The royal charter sanctioning the foundation, signed by Louis XIII, is dated 1639. The group set sail on 4 May 1639 and landed in Quebec City the following August and established a convent in the lower town. When they began their first work at the foot of the mountain, Quebec was but a name. Hardly six houses stood on the site chosen by Champlain thirty-one years previously.In 1642 they moved to a permanent stone building in the upper town. The group managed to found the first school in what would become Canada, as well as the Ursuline Monastery of Quebec, which has been designated one of the National Historic Sites of Canada.
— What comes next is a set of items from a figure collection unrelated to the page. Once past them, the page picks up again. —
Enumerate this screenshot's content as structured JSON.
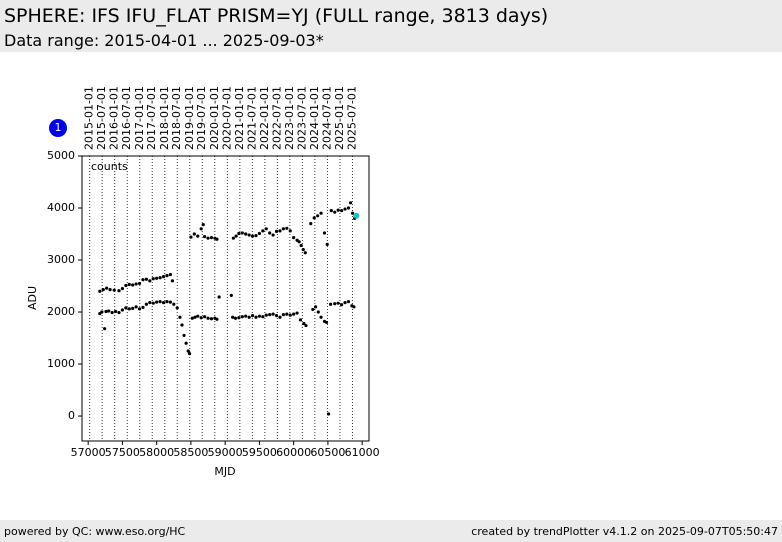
{
  "header": {
    "title": "SPHERE: IFS IFU_FLAT PRISM=YJ (FULL range, 3813 days)",
    "subtitle": "Data range: 2015-04-01 ... 2025-09-03*"
  },
  "footer": {
    "left": "powered by QC: www.eso.org/HC",
    "right": "created by trendPlotter v4.1.2 on 2025-09-07T05:50:47"
  },
  "chart_data": {
    "type": "scatter",
    "badge": "1",
    "annotation": "counts",
    "xlabel": "MJD",
    "ylabel": "ADU",
    "xlim": [
      56910,
      61100
    ],
    "ylim": [
      -480,
      5000
    ],
    "xticks": [
      57000,
      57500,
      58000,
      58500,
      59000,
      59500,
      60000,
      60500,
      61000
    ],
    "yticks": [
      0,
      1000,
      2000,
      3000,
      4000,
      5000
    ],
    "top_ticks": [
      {
        "value": 57023,
        "label": "2015-01-01"
      },
      {
        "value": 57204,
        "label": "2015-07-01"
      },
      {
        "value": 57388,
        "label": "2016-01-01"
      },
      {
        "value": 57570,
        "label": "2016-07-01"
      },
      {
        "value": 57754,
        "label": "2017-01-01"
      },
      {
        "value": 57935,
        "label": "2017-07-01"
      },
      {
        "value": 58119,
        "label": "2018-01-01"
      },
      {
        "value": 58300,
        "label": "2018-07-01"
      },
      {
        "value": 58484,
        "label": "2019-01-01"
      },
      {
        "value": 58665,
        "label": "2019-07-01"
      },
      {
        "value": 58849,
        "label": "2020-01-01"
      },
      {
        "value": 59031,
        "label": "2020-07-01"
      },
      {
        "value": 59215,
        "label": "2021-01-01"
      },
      {
        "value": 59396,
        "label": "2021-07-01"
      },
      {
        "value": 59580,
        "label": "2022-01-01"
      },
      {
        "value": 59761,
        "label": "2022-07-01"
      },
      {
        "value": 59945,
        "label": "2023-01-01"
      },
      {
        "value": 60126,
        "label": "2023-07-01"
      },
      {
        "value": 60310,
        "label": "2024-01-01"
      },
      {
        "value": 60492,
        "label": "2024-07-01"
      },
      {
        "value": 60676,
        "label": "2025-01-01"
      },
      {
        "value": 60857,
        "label": "2025-07-01"
      }
    ],
    "series": [
      {
        "color": "#000000",
        "x": [
          57170,
          57200,
          57240,
          57260,
          57300,
          57350,
          57400,
          57450,
          57500,
          57550,
          57600,
          57650,
          57700,
          57750,
          57800,
          57850,
          57900,
          57950,
          58000,
          58050,
          58100,
          58150,
          58200,
          58250,
          58300,
          58340,
          58370,
          58400,
          58430,
          58460,
          58480,
          58520,
          58560,
          58600,
          58650,
          58700,
          58750,
          58800,
          58850,
          58880,
          59110,
          59150,
          59200,
          59250,
          59300,
          59350,
          59400,
          59450,
          59500,
          59550,
          59600,
          59650,
          59700,
          59750,
          59800,
          59850,
          59900,
          59950,
          60000,
          60050,
          60100,
          60150,
          60180,
          60280,
          60320,
          60360,
          60400,
          60450,
          60480,
          60540,
          60600,
          60650,
          60700,
          60750,
          60800,
          60850,
          60880,
          57170,
          57220,
          57270,
          57320,
          57380,
          57450,
          57500,
          57550,
          57600,
          57650,
          57700,
          57750,
          57800,
          57850,
          57900,
          57950,
          58000,
          58050,
          58100,
          58150,
          58200,
          58230,
          58500,
          58550,
          58600,
          58650,
          58680,
          58700,
          58750,
          58800,
          58850,
          58880,
          59120,
          59160,
          59200,
          59250,
          59300,
          59350,
          59400,
          59450,
          59500,
          59550,
          59600,
          59650,
          59700,
          59750,
          59800,
          59850,
          59900,
          59950,
          60000,
          60050,
          60080,
          60110,
          60140,
          60170,
          60250,
          60300,
          60350,
          60400,
          60450,
          60490,
          60550,
          60600,
          60650,
          60700,
          60750,
          60800,
          60830,
          60860,
          60890,
          58912,
          59090,
          60510
        ],
        "y": [
          1970,
          2000,
          1680,
          2010,
          2020,
          1990,
          2010,
          1990,
          2040,
          2080,
          2060,
          2070,
          2100,
          2060,
          2090,
          2150,
          2180,
          2170,
          2190,
          2200,
          2180,
          2200,
          2190,
          2150,
          2080,
          1900,
          1750,
          1550,
          1400,
          1250,
          1200,
          1880,
          1900,
          1920,
          1890,
          1910,
          1880,
          1870,
          1880,
          1860,
          1900,
          1880,
          1890,
          1910,
          1920,
          1900,
          1930,
          1900,
          1920,
          1910,
          1940,
          1950,
          1960,
          1930,
          1900,
          1950,
          1960,
          1940,
          1960,
          1980,
          1850,
          1780,
          1740,
          2050,
          2100,
          2000,
          1900,
          1820,
          1800,
          2150,
          2160,
          2170,
          2140,
          2180,
          2200,
          2120,
          2100,
          2400,
          2430,
          2460,
          2430,
          2420,
          2410,
          2450,
          2510,
          2530,
          2520,
          2540,
          2550,
          2620,
          2630,
          2600,
          2640,
          2650,
          2660,
          2680,
          2700,
          2720,
          2600,
          3440,
          3500,
          3460,
          3600,
          3680,
          3450,
          3420,
          3430,
          3420,
          3400,
          3420,
          3460,
          3510,
          3520,
          3500,
          3480,
          3460,
          3470,
          3510,
          3560,
          3600,
          3520,
          3480,
          3550,
          3560,
          3600,
          3610,
          3560,
          3430,
          3380,
          3350,
          3280,
          3200,
          3140,
          3700,
          3810,
          3850,
          3900,
          3520,
          3300,
          3950,
          3920,
          3960,
          3950,
          3980,
          4000,
          4100,
          3900,
          3800,
          2290,
          2320,
          40
        ]
      },
      {
        "color": "#17becf",
        "x": [
          60915
        ],
        "y": [
          3850
        ]
      }
    ]
  }
}
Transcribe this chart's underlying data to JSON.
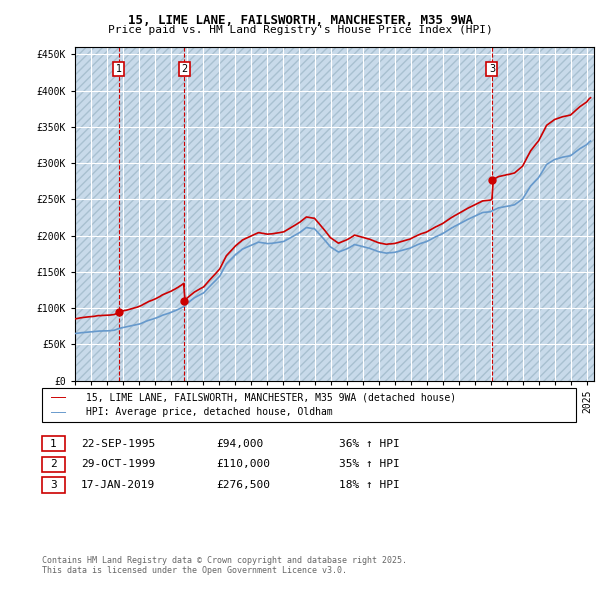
{
  "title": "15, LIME LANE, FAILSWORTH, MANCHESTER, M35 9WA",
  "subtitle": "Price paid vs. HM Land Registry's House Price Index (HPI)",
  "ylim": [
    0,
    460000
  ],
  "ytick_values": [
    0,
    50000,
    100000,
    150000,
    200000,
    250000,
    300000,
    350000,
    400000,
    450000
  ],
  "ytick_labels": [
    "£0",
    "£50K",
    "£100K",
    "£150K",
    "£200K",
    "£250K",
    "£300K",
    "£350K",
    "£400K",
    "£450K"
  ],
  "sale_dates": [
    "1995-09-22",
    "1999-10-29",
    "2019-01-17"
  ],
  "sale_prices": [
    94000,
    110000,
    276500
  ],
  "sale_labels": [
    "1",
    "2",
    "3"
  ],
  "legend_property": "15, LIME LANE, FAILSWORTH, MANCHESTER, M35 9WA (detached house)",
  "legend_hpi": "HPI: Average price, detached house, Oldham",
  "table_data": [
    [
      "1",
      "22-SEP-1995",
      "£94,000",
      "36% ↑ HPI"
    ],
    [
      "2",
      "29-OCT-1999",
      "£110,000",
      "35% ↑ HPI"
    ],
    [
      "3",
      "17-JAN-2019",
      "£276,500",
      "18% ↑ HPI"
    ]
  ],
  "footnote": "Contains HM Land Registry data © Crown copyright and database right 2025.\nThis data is licensed under the Open Government Licence v3.0.",
  "property_line_color": "#cc0000",
  "hpi_line_color": "#6699cc",
  "plot_bg_color": "#ddeeff",
  "hatch_bg_color": "#c8d8e8",
  "grid_color": "#ffffff",
  "sale_marker_color": "#cc0000",
  "vline_color": "#cc0000",
  "box_color": "#cc0000",
  "x_start_year": 1993,
  "x_end_year": 2025
}
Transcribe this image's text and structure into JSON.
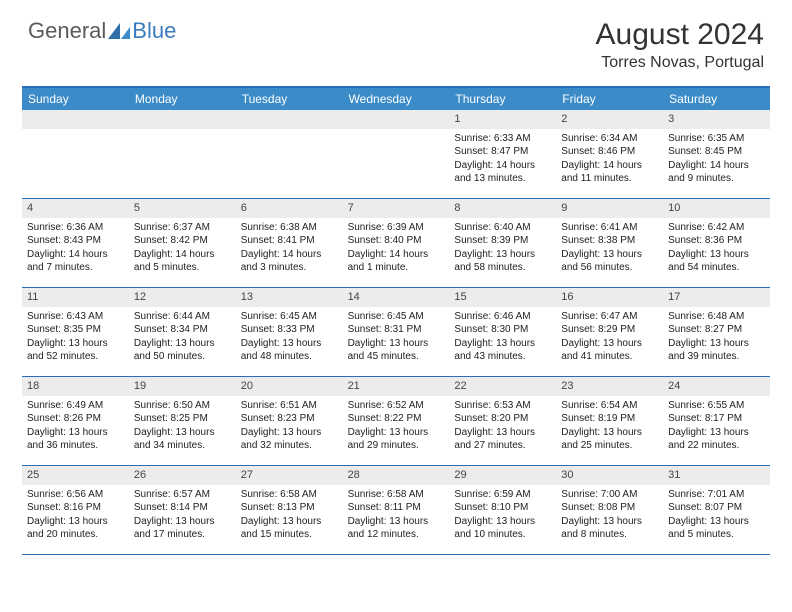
{
  "logo": {
    "part1": "General",
    "part2": "Blue"
  },
  "title": "August 2024",
  "location": "Torres Novas, Portugal",
  "colors": {
    "header_bg": "#3b8bc9",
    "border": "#2a6fb5",
    "daynum_bg": "#ececec",
    "text": "#333333",
    "logo_gray": "#5b5b5b",
    "logo_blue": "#3b7bbf"
  },
  "weekdays": [
    "Sunday",
    "Monday",
    "Tuesday",
    "Wednesday",
    "Thursday",
    "Friday",
    "Saturday"
  ],
  "weeks": [
    [
      null,
      null,
      null,
      null,
      {
        "n": "1",
        "sr": "Sunrise: 6:33 AM",
        "ss": "Sunset: 8:47 PM",
        "dl1": "Daylight: 14 hours",
        "dl2": "and 13 minutes."
      },
      {
        "n": "2",
        "sr": "Sunrise: 6:34 AM",
        "ss": "Sunset: 8:46 PM",
        "dl1": "Daylight: 14 hours",
        "dl2": "and 11 minutes."
      },
      {
        "n": "3",
        "sr": "Sunrise: 6:35 AM",
        "ss": "Sunset: 8:45 PM",
        "dl1": "Daylight: 14 hours",
        "dl2": "and 9 minutes."
      }
    ],
    [
      {
        "n": "4",
        "sr": "Sunrise: 6:36 AM",
        "ss": "Sunset: 8:43 PM",
        "dl1": "Daylight: 14 hours",
        "dl2": "and 7 minutes."
      },
      {
        "n": "5",
        "sr": "Sunrise: 6:37 AM",
        "ss": "Sunset: 8:42 PM",
        "dl1": "Daylight: 14 hours",
        "dl2": "and 5 minutes."
      },
      {
        "n": "6",
        "sr": "Sunrise: 6:38 AM",
        "ss": "Sunset: 8:41 PM",
        "dl1": "Daylight: 14 hours",
        "dl2": "and 3 minutes."
      },
      {
        "n": "7",
        "sr": "Sunrise: 6:39 AM",
        "ss": "Sunset: 8:40 PM",
        "dl1": "Daylight: 14 hours",
        "dl2": "and 1 minute."
      },
      {
        "n": "8",
        "sr": "Sunrise: 6:40 AM",
        "ss": "Sunset: 8:39 PM",
        "dl1": "Daylight: 13 hours",
        "dl2": "and 58 minutes."
      },
      {
        "n": "9",
        "sr": "Sunrise: 6:41 AM",
        "ss": "Sunset: 8:38 PM",
        "dl1": "Daylight: 13 hours",
        "dl2": "and 56 minutes."
      },
      {
        "n": "10",
        "sr": "Sunrise: 6:42 AM",
        "ss": "Sunset: 8:36 PM",
        "dl1": "Daylight: 13 hours",
        "dl2": "and 54 minutes."
      }
    ],
    [
      {
        "n": "11",
        "sr": "Sunrise: 6:43 AM",
        "ss": "Sunset: 8:35 PM",
        "dl1": "Daylight: 13 hours",
        "dl2": "and 52 minutes."
      },
      {
        "n": "12",
        "sr": "Sunrise: 6:44 AM",
        "ss": "Sunset: 8:34 PM",
        "dl1": "Daylight: 13 hours",
        "dl2": "and 50 minutes."
      },
      {
        "n": "13",
        "sr": "Sunrise: 6:45 AM",
        "ss": "Sunset: 8:33 PM",
        "dl1": "Daylight: 13 hours",
        "dl2": "and 48 minutes."
      },
      {
        "n": "14",
        "sr": "Sunrise: 6:45 AM",
        "ss": "Sunset: 8:31 PM",
        "dl1": "Daylight: 13 hours",
        "dl2": "and 45 minutes."
      },
      {
        "n": "15",
        "sr": "Sunrise: 6:46 AM",
        "ss": "Sunset: 8:30 PM",
        "dl1": "Daylight: 13 hours",
        "dl2": "and 43 minutes."
      },
      {
        "n": "16",
        "sr": "Sunrise: 6:47 AM",
        "ss": "Sunset: 8:29 PM",
        "dl1": "Daylight: 13 hours",
        "dl2": "and 41 minutes."
      },
      {
        "n": "17",
        "sr": "Sunrise: 6:48 AM",
        "ss": "Sunset: 8:27 PM",
        "dl1": "Daylight: 13 hours",
        "dl2": "and 39 minutes."
      }
    ],
    [
      {
        "n": "18",
        "sr": "Sunrise: 6:49 AM",
        "ss": "Sunset: 8:26 PM",
        "dl1": "Daylight: 13 hours",
        "dl2": "and 36 minutes."
      },
      {
        "n": "19",
        "sr": "Sunrise: 6:50 AM",
        "ss": "Sunset: 8:25 PM",
        "dl1": "Daylight: 13 hours",
        "dl2": "and 34 minutes."
      },
      {
        "n": "20",
        "sr": "Sunrise: 6:51 AM",
        "ss": "Sunset: 8:23 PM",
        "dl1": "Daylight: 13 hours",
        "dl2": "and 32 minutes."
      },
      {
        "n": "21",
        "sr": "Sunrise: 6:52 AM",
        "ss": "Sunset: 8:22 PM",
        "dl1": "Daylight: 13 hours",
        "dl2": "and 29 minutes."
      },
      {
        "n": "22",
        "sr": "Sunrise: 6:53 AM",
        "ss": "Sunset: 8:20 PM",
        "dl1": "Daylight: 13 hours",
        "dl2": "and 27 minutes."
      },
      {
        "n": "23",
        "sr": "Sunrise: 6:54 AM",
        "ss": "Sunset: 8:19 PM",
        "dl1": "Daylight: 13 hours",
        "dl2": "and 25 minutes."
      },
      {
        "n": "24",
        "sr": "Sunrise: 6:55 AM",
        "ss": "Sunset: 8:17 PM",
        "dl1": "Daylight: 13 hours",
        "dl2": "and 22 minutes."
      }
    ],
    [
      {
        "n": "25",
        "sr": "Sunrise: 6:56 AM",
        "ss": "Sunset: 8:16 PM",
        "dl1": "Daylight: 13 hours",
        "dl2": "and 20 minutes."
      },
      {
        "n": "26",
        "sr": "Sunrise: 6:57 AM",
        "ss": "Sunset: 8:14 PM",
        "dl1": "Daylight: 13 hours",
        "dl2": "and 17 minutes."
      },
      {
        "n": "27",
        "sr": "Sunrise: 6:58 AM",
        "ss": "Sunset: 8:13 PM",
        "dl1": "Daylight: 13 hours",
        "dl2": "and 15 minutes."
      },
      {
        "n": "28",
        "sr": "Sunrise: 6:58 AM",
        "ss": "Sunset: 8:11 PM",
        "dl1": "Daylight: 13 hours",
        "dl2": "and 12 minutes."
      },
      {
        "n": "29",
        "sr": "Sunrise: 6:59 AM",
        "ss": "Sunset: 8:10 PM",
        "dl1": "Daylight: 13 hours",
        "dl2": "and 10 minutes."
      },
      {
        "n": "30",
        "sr": "Sunrise: 7:00 AM",
        "ss": "Sunset: 8:08 PM",
        "dl1": "Daylight: 13 hours",
        "dl2": "and 8 minutes."
      },
      {
        "n": "31",
        "sr": "Sunrise: 7:01 AM",
        "ss": "Sunset: 8:07 PM",
        "dl1": "Daylight: 13 hours",
        "dl2": "and 5 minutes."
      }
    ]
  ]
}
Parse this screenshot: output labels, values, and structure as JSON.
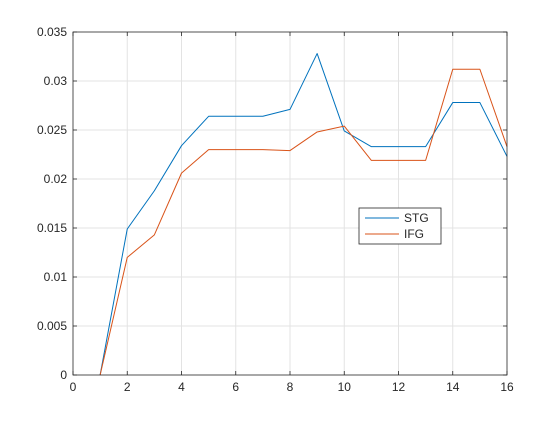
{
  "chart_data": {
    "type": "line",
    "title": "",
    "xlabel": "",
    "ylabel": "",
    "xlim": [
      0,
      16
    ],
    "ylim": [
      0,
      0.035
    ],
    "xticks": [
      0,
      2,
      4,
      6,
      8,
      10,
      12,
      14,
      16
    ],
    "xtick_labels": [
      "0",
      "2",
      "4",
      "6",
      "8",
      "10",
      "12",
      "14",
      "16"
    ],
    "yticks": [
      0,
      0.005,
      0.01,
      0.015,
      0.02,
      0.025,
      0.03,
      0.035
    ],
    "ytick_labels": [
      "0",
      "0.005",
      "0.01",
      "0.015",
      "0.02",
      "0.025",
      "0.03",
      "0.035"
    ],
    "grid": true,
    "legend_position": "center-right",
    "x": [
      1,
      2,
      3,
      4,
      5,
      6,
      7,
      8,
      9,
      10,
      11,
      12,
      13,
      14,
      15,
      16
    ],
    "series": [
      {
        "name": "STG",
        "color": "#0072bd",
        "values": [
          0,
          0.0149,
          0.0188,
          0.0234,
          0.0264,
          0.0264,
          0.0264,
          0.0271,
          0.0328,
          0.0249,
          0.0233,
          0.0233,
          0.0233,
          0.0278,
          0.0278,
          0.0223
        ]
      },
      {
        "name": "IFG",
        "color": "#d95319",
        "values": [
          0,
          0.012,
          0.0143,
          0.0206,
          0.023,
          0.023,
          0.023,
          0.0229,
          0.0248,
          0.0254,
          0.0219,
          0.0219,
          0.0219,
          0.0312,
          0.0312,
          0.0233
        ]
      }
    ]
  }
}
Both the French colonists and the local people of the First Nations sought the education of their daughters by the nuns, and a monastery was soon opened, with a boarding school. The nuns were soon able to teach in the Huron, Algonkian, Montagnais, and Iroquois tongues. Marie’s letters overflow with picturesque stories describing the “children of the woods,” whom she regaled with sagamité (a dish of corn meal and meat).
In 1645 Mother Marie developed liver disease which was to trouble her the rest of her life. Nevertheless, she led the school, taught the students, guided the other nuns and worked to find the funds needed to keep the community functioning.
Marie died at the monastery she had built, and was beatified by Pope John Paul II on 22 June 1980. Her feast day is celebrated in both the Roman Catholic Church in Canada and the United States and the Anglican Church of Canada on 30 April. There has been as-yet unofficial speculation, in a Catholic News Service (CNS) article featuring an interview with a priest postulator, that Pope Francis may use his right to waive the requirement of a second miracle in her case, and certain others, at some point in 2014.
Marie soon mastered the local languages and composed dictionaries in Algonquin and Iroquois, a sacred history in Algonquin, and a catechism in Iroquois.
Sister Marie's detailed accounts of the religious calling that led her to the New World and of her experiences as an immigrant span a time period of nearly fifty years, from 1625 to 1671. "Des Lettres" (Paris, 1677-1681) contains in its second part an account of the events which took place in Canada during her time, and constitute one of the sources for the history of the French colony from 1639 to 1671. Her voluminous and wide-ranging body of writing has long been treated as a valuable source of Catholic, French, and Canadian history.